Renuka Chintapalli, BA, MA, MB BChir: No financial relationships to disclose
Introduction: APOE e4 expression has been shown to mediate a pro-inflammatory response that contributes to poorer outcomes in patients with degenerative cervical myelopathy (DCM). However, no study has yet assessed the association between APOE genotype and prevalence of DCM on a population level which may be useful for screening and treatment purposes.

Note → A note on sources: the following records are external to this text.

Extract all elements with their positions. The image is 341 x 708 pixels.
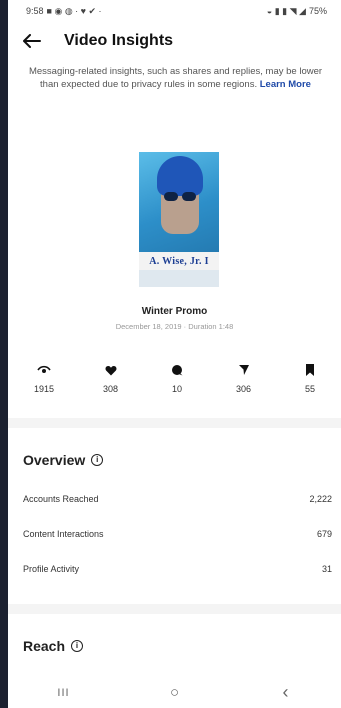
stat-comments: 10 — [155, 362, 199, 394]
thumbnail-footer — [139, 270, 219, 287]
eye-icon — [37, 362, 51, 378]
recents-button[interactable]: III — [44, 687, 84, 699]
row-value: 31 — [321, 564, 332, 574]
learn-more-link[interactable]: Learn More — [260, 79, 311, 90]
share-icon — [238, 362, 250, 378]
goggle-right — [182, 192, 196, 201]
stat-value: 306 — [235, 384, 252, 394]
heart-icon — [105, 362, 117, 378]
signal-icons: ◒ ▮ ▮ ◥ ◢ — [266, 5, 306, 16]
battery-level: 75% — [308, 6, 327, 16]
page-title: Video Insights — [64, 32, 174, 49]
row-label: Profile Activity — [23, 564, 80, 574]
home-button[interactable]: ○ — [155, 684, 195, 701]
status-left: 9:58 ■ ◉ ◍ · ♥ ✔ · — [26, 6, 102, 17]
section-divider — [8, 418, 341, 428]
status-right: ◒ ▮ ▮ ◥ ◢ 75% — [267, 6, 327, 17]
stat-value: 1915 — [33, 384, 55, 394]
phone-screen: 9:58 ■ ◉ ◍ · ♥ ✔ · ◒ ▮ ▮ ◥ ◢ 75% Video I… — [8, 0, 341, 708]
overview-row-content-interactions[interactable]: Content Interactions 679 — [23, 529, 332, 539]
engagement-stats: 1915 308 10 306 55 — [22, 362, 332, 394]
row-value: 679 — [316, 529, 332, 539]
overview-row-profile-activity[interactable]: Profile Activity 31 — [23, 564, 332, 574]
thumbnail-banner: A. Wise, Jr. I — [139, 252, 219, 270]
privacy-notice: Messaging-related insights, such as shar… — [26, 66, 325, 91]
back-arrow-icon[interactable] — [18, 27, 46, 55]
bookmark-icon — [305, 362, 315, 378]
overview-title: Overview — [23, 452, 86, 468]
notification-icons: ■ ◉ ◍ · ♥ ✔ · — [46, 5, 102, 16]
reach-title: Reach — [23, 638, 66, 654]
goggle-left — [164, 192, 178, 201]
row-label: Content Interactions — [23, 529, 104, 539]
stat-value: 55 — [304, 384, 315, 394]
stat-value: 10 — [171, 384, 182, 394]
stat-likes: 308 — [89, 362, 133, 394]
clock: 9:58 — [26, 6, 44, 16]
comment-icon — [171, 362, 183, 378]
video-thumbnail[interactable]: A. Wise, Jr. I — [139, 152, 219, 287]
status-bar: 9:58 ■ ◉ ◍ · ♥ ✔ · ◒ ▮ ▮ ◥ ◢ 75% — [8, 0, 341, 22]
info-icon[interactable]: i — [71, 640, 84, 652]
info-icon[interactable]: i — [91, 454, 104, 466]
swim-cap — [157, 156, 203, 196]
video-meta: December 18, 2019 · Duration 1:48 — [115, 322, 234, 331]
overview-heading: Overview i — [23, 452, 104, 468]
system-nav-bar: III ○ ‹ — [8, 677, 341, 708]
section-divider — [8, 604, 341, 614]
stat-value: 308 — [102, 384, 119, 394]
header: Video Insights — [8, 22, 341, 60]
reach-heading: Reach i — [23, 638, 84, 654]
row-label: Accounts Reached — [23, 494, 99, 504]
stat-shares: 306 — [222, 362, 266, 394]
stat-saves: 55 — [288, 362, 332, 394]
back-button[interactable]: ‹ — [266, 682, 306, 703]
overview-row-accounts-reached[interactable]: Accounts Reached 2,222 — [23, 494, 332, 504]
video-title: Winter Promo — [141, 306, 208, 317]
stat-views: 1915 — [22, 362, 66, 394]
row-value: 2,222 — [309, 494, 332, 504]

Methods: A genetic case-control study design was used to achieve our objective. DCM cases were ascertained through ICD-10 codes and univariate analyses were performed to describe their baseline demographic and clinical characteristics based on APOE genotype. ICD-10 codes were also used to identify positive control outcomes for which possession of APOE 4 is known to increase the odds (dementia, hypercholesterolemia and ischemia, and one negative control with no known association with APOE (diaphragmatic hernia). We then conducted logistic regression of DCM or positive/negative control status against each APOE genotype (compared to the reference genotype e3e3), adjusting for age, sex, array-type, assessment centre and measurement batch. Sensitivity analyses were performed to ascertain the association between e4 allele ‘dosage’ (homozygous vs heterozygous/e4 negative genotype) and DCM severity, as indicated by history of cervical spine surgery, low physical activity or low grip strength in either hand recorded within 6 months of DCM diagnosis.
Results: Nine hundred and twenty-nine DCM cases were identified. The most prevalent APOE genotype was e3e3 (57.56%), followed by e3e4 (24.3%), e2e3 (12.18%), e2e4 (2.53%) and e4e4 (2.38%). Apart from smoking, we observed no differences in genotypic frequencies based on demographic/clinical characteristics. In logistic regression, genotypes e3e4 and e4e4 were associated with increased odds of having DCM (OR: 1.48, CI:1.03-2.11). APOE genotypes showed the expected associations with positive and negative control disease outcomes. Sensitivity analyses showed that DCM patients with the e4e4 genotype were more likely to have low grip strength and cervical spine surgery than e4 heterozygotes and e4-negative patients.
Conclusion : We found a strong positive association between APOE genotype and DCM status. The APOE e4 variant and its biochemical correlates may be used as a novel biomarker to screen for high-risk individuals and a novel personalized therapeutic target in DCM.